Developing cell replacement therapy for AMD using an artificial scaffolding for the cells
- Type of funding: Early Career Investigator Award
- Grant Holder: Dr Heather Thomson
- Institute: University of Southampton
- Region: South East
- Start date: May 2013
- End Date: August 2014
- Eye Category:
Age-related macular degeneration (AMD) is the most common cause of blindness in industrialised countries. There are 2 types: wet and dry. The dry form affects 9 in 10 people with AMD but there is no treatment yet.
In dry AMD, a layer of cells called the retinal pigment epithelium becomes damaged. These are the cells that provide supplies to the light-sensitive photoreceptor cells in the retina and so if they die, so do the photoreceptors.
A potential option for treatment is to replace the retinal pigment epithelial cells. However this hasn’t had too much success so far. The cells need to attach to a support matrix soon after being transplanted, otherwise they don’t survive. But AMD also affects the matrix (called Bruch’s membrane).So in this project Dr Thompson is aiming to transplant cells grown from stem cells together with a plastic matrix as a scaffolding. If it works, it could be a useful approach for AMD and for other cell-replacement treatments for conditions that affect the retina.

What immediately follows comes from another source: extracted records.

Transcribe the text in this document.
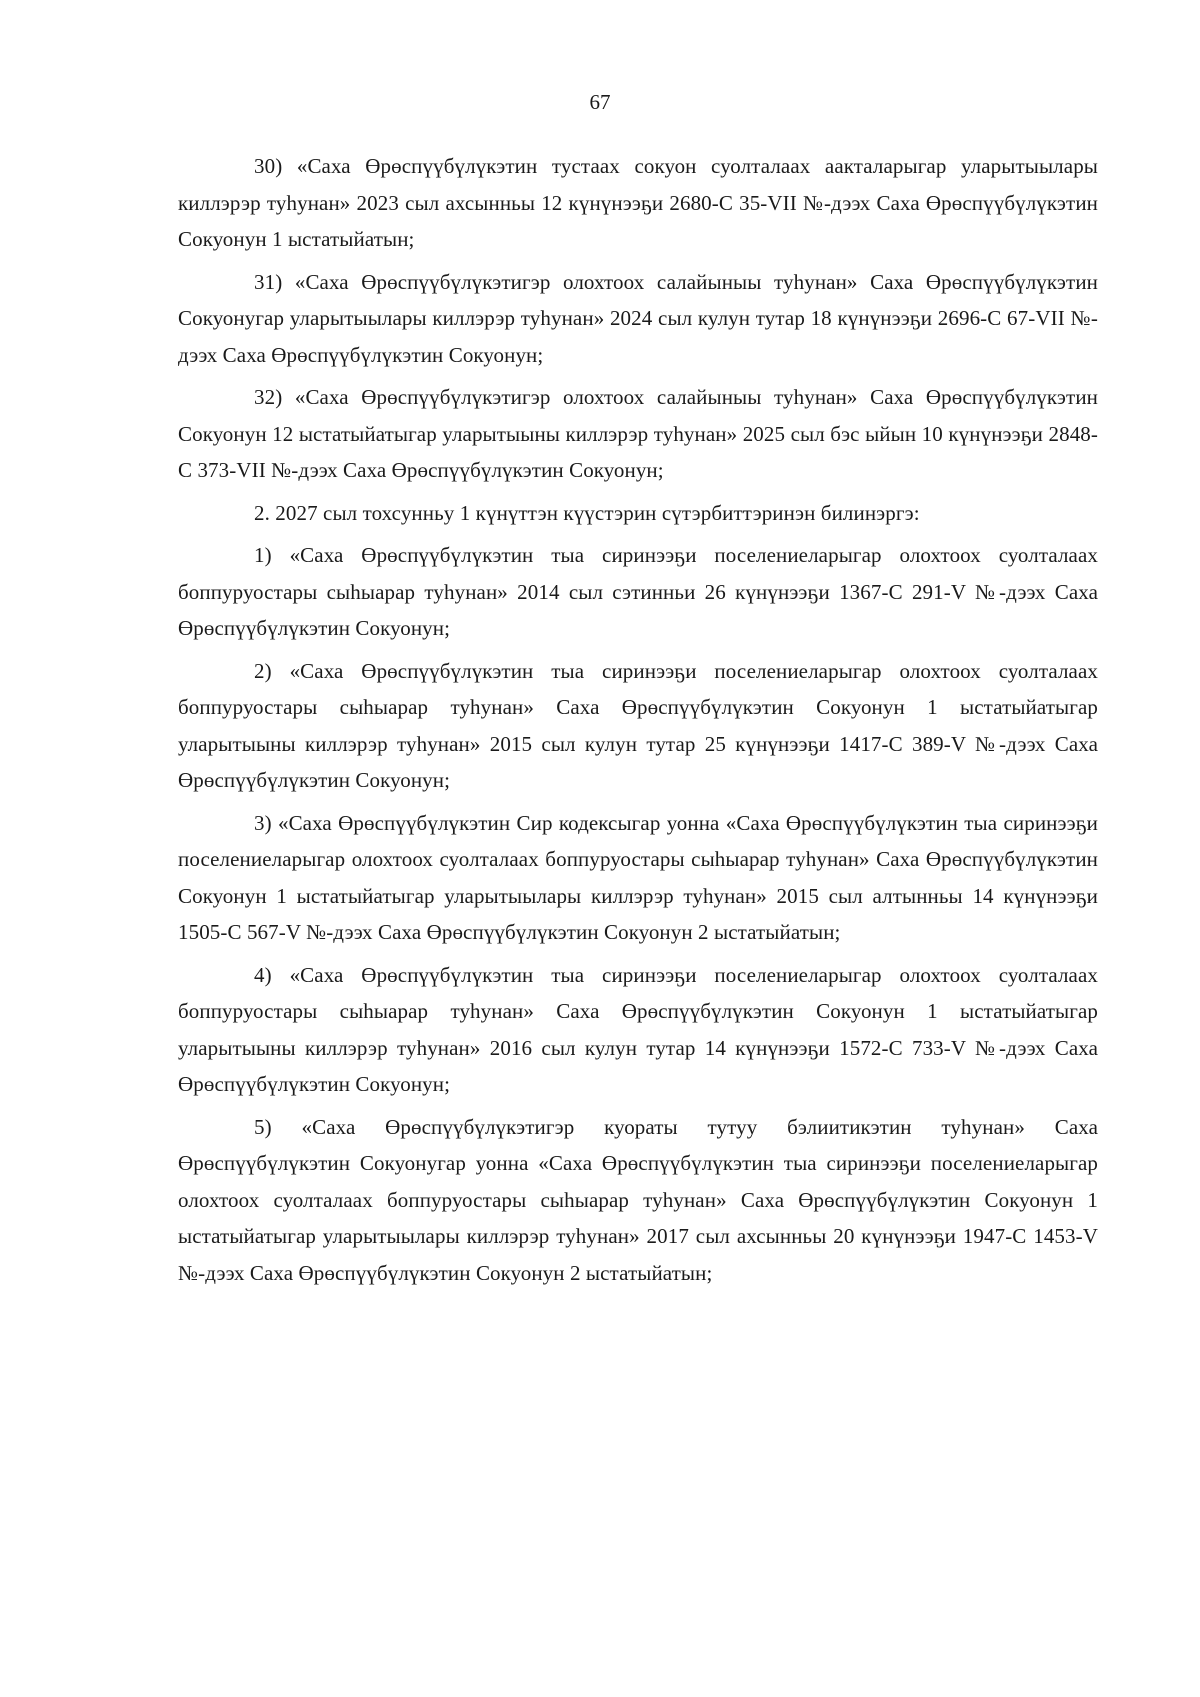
67

30) «Саха Өрөспүүбүлүкэтин тустаах сокуон суолталаах аакталарыгар уларытыылары киллэрэр туһунан» 2023 сыл ахсынньы 12 күнүнээҕи 2680-С 35-VII №-дээх Саха Өрөспүүбүлүкэтин Сокуонун 1 ыстатыйатын;

31) «Саха Өрөспүүбүлүкэтигэр олохтоох салайыныы туһунан» Саха Өрөспүүбүлүкэтин Сокуонугар уларытыылары киллэрэр туһунан» 2024 сыл кулун тутар 18 күнүнээҕи 2696-С 67-VII №-дээх Саха Өрөспүүбүлүкэтин Сокуонун;

32) «Саха Өрөспүүбүлүкэтигэр олохтоох салайыныы туһунан» Саха Өрөспүүбүлүкэтин Сокуонун 12 ыстатыйатыгар уларытыыны киллэрэр туһунан» 2025 сыл бэс ыйын 10 күнүнээҕи 2848-С 373-VII №-дээх Саха Өрөспүүбүлүкэтин Сокуонун;

2. 2027 сыл тохсунньу 1 күнүттэн күүстэрин сүтэрбиттэринэн билинэргэ:

1) «Саха Өрөспүүбүлүкэтин тыа сиринээҕи поселениеларыгар олохтоох суолталаах боппуруостары сыһыарар туһунан» 2014 сыл сэтинньи 26 күнүнээҕи 1367-С 291-V №-дээх Саха Өрөспүүбүлүкэтин Сокуонун;

2) «Саха Өрөспүүбүлүкэтин тыа сиринээҕи поселениеларыгар олохтоох суолталаах боппуруостары сыһыарар туһунан» Саха Өрөспүүбүлүкэтин Сокуонун 1 ыстатыйатыгар уларытыыны киллэрэр туһунан» 2015 сыл кулун тутар 25 күнүнээҕи 1417-С 389-V №-дээх Саха Өрөспүүбүлүкэтин Сокуонун;

3) «Саха Өрөспүүбүлүкэтин Сир кодексыгар уонна «Саха Өрөспүүбүлүкэтин тыа сиринээҕи поселениеларыгар олохтоох суолталаах боппуруостары сыһыарар туһунан» Саха Өрөспүүбүлүкэтин Сокуонун 1 ыстатыйатыгар уларытыылары киллэрэр туһунан» 2015 сыл алтынньы 14 күнүнээҕи 1505-С 567-V №-дээх Саха Өрөспүүбүлүкэтин Сокуонун 2 ыстатыйатын;

4) «Саха Өрөспүүбүлүкэтин тыа сиринээҕи поселениеларыгар олохтоох суолталаах боппуруостары сыһыарар туһунан» Саха Өрөспүүбүлүкэтин Сокуонун 1 ыстатыйатыгар уларытыыны киллэрэр туһунан» 2016 сыл кулун тутар 14 күнүнээҕи 1572-С 733-V №-дээх Саха Өрөспүүбүлүкэтин Сокуонун;

5) «Саха Өрөспүүбүлүкэтигэр куораты тутуу бэлиитикэтин туһунан» Саха Өрөспүүбүлүкэтин Сокуонугар уонна «Саха Өрөспүүбүлүкэтин тыа сиринээҕи поселениеларыгар олохтоох суолталаах боппуруостары сыһыарар туһунан» Саха Өрөспүүбүлүкэтин Сокуонун 1 ыстатыйатыгар уларытыылары киллэрэр туһунан» 2017 сыл ахсынньы 20 күнүнээҕи 1947-С 1453-V №-дээх Саха Өрөспүүбүлүкэтин Сокуонун 2 ыстатыйатын;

Use of electrospun fibres as an artificial Bruch’s Membrane for retinal pigment epithelium cellAge-related macular degeneration (AMD) is the leading cause of blindness in industrialised countries. With increasing longevity, prevalence is expected to double in the coming decades. There is currently no effective therapeutic option for the most predominant “dry” form of the disease.
Retinal pigment epithelium (RPE) cells support photoreceptor function. Therefore transplantation of RPE cells is a potential treatment for dry AMD.
RPE cells are anchorage dependent thus, to prevent cell death, they must quickly attach to an accommodating matrix following transplantation. Bruch’s membrane (BM) is the supportive structure upon which RPE cells normally attach. However in advanced forms of AMD the integrity of BM is compromised. Therefore delivery of RPE cells attached to a scaffold is of interest.
The team is producing electrospun polymer scaffolds using Poly(methyl methacrylate) (PMMA). Scaffolds are being modified with cell adhesion motifs to mimic the extracellular matrix environment of BM. The biocompatibility of these electrospun scaffolds is being assessed in vitro using RPE cells generated from induced pluripotent stem cells (IPSCs).
When the optimal scaffold which supports RPE survival and function has been identified, in vivo studies are being carried out. IPSC-derived RPE cells attached to electrospun polymer scaffolds will be transplanted into a mouse model of retinal degeneration. Measures of retinal structure (in vivo imaging, histology) and function (electroretinography, pupilometry) will be assessed. The researchers aim to show that artificial scaffolds can not only be used as a vehicle for RPE cell delivery but also as a permanent functional replacement for BM.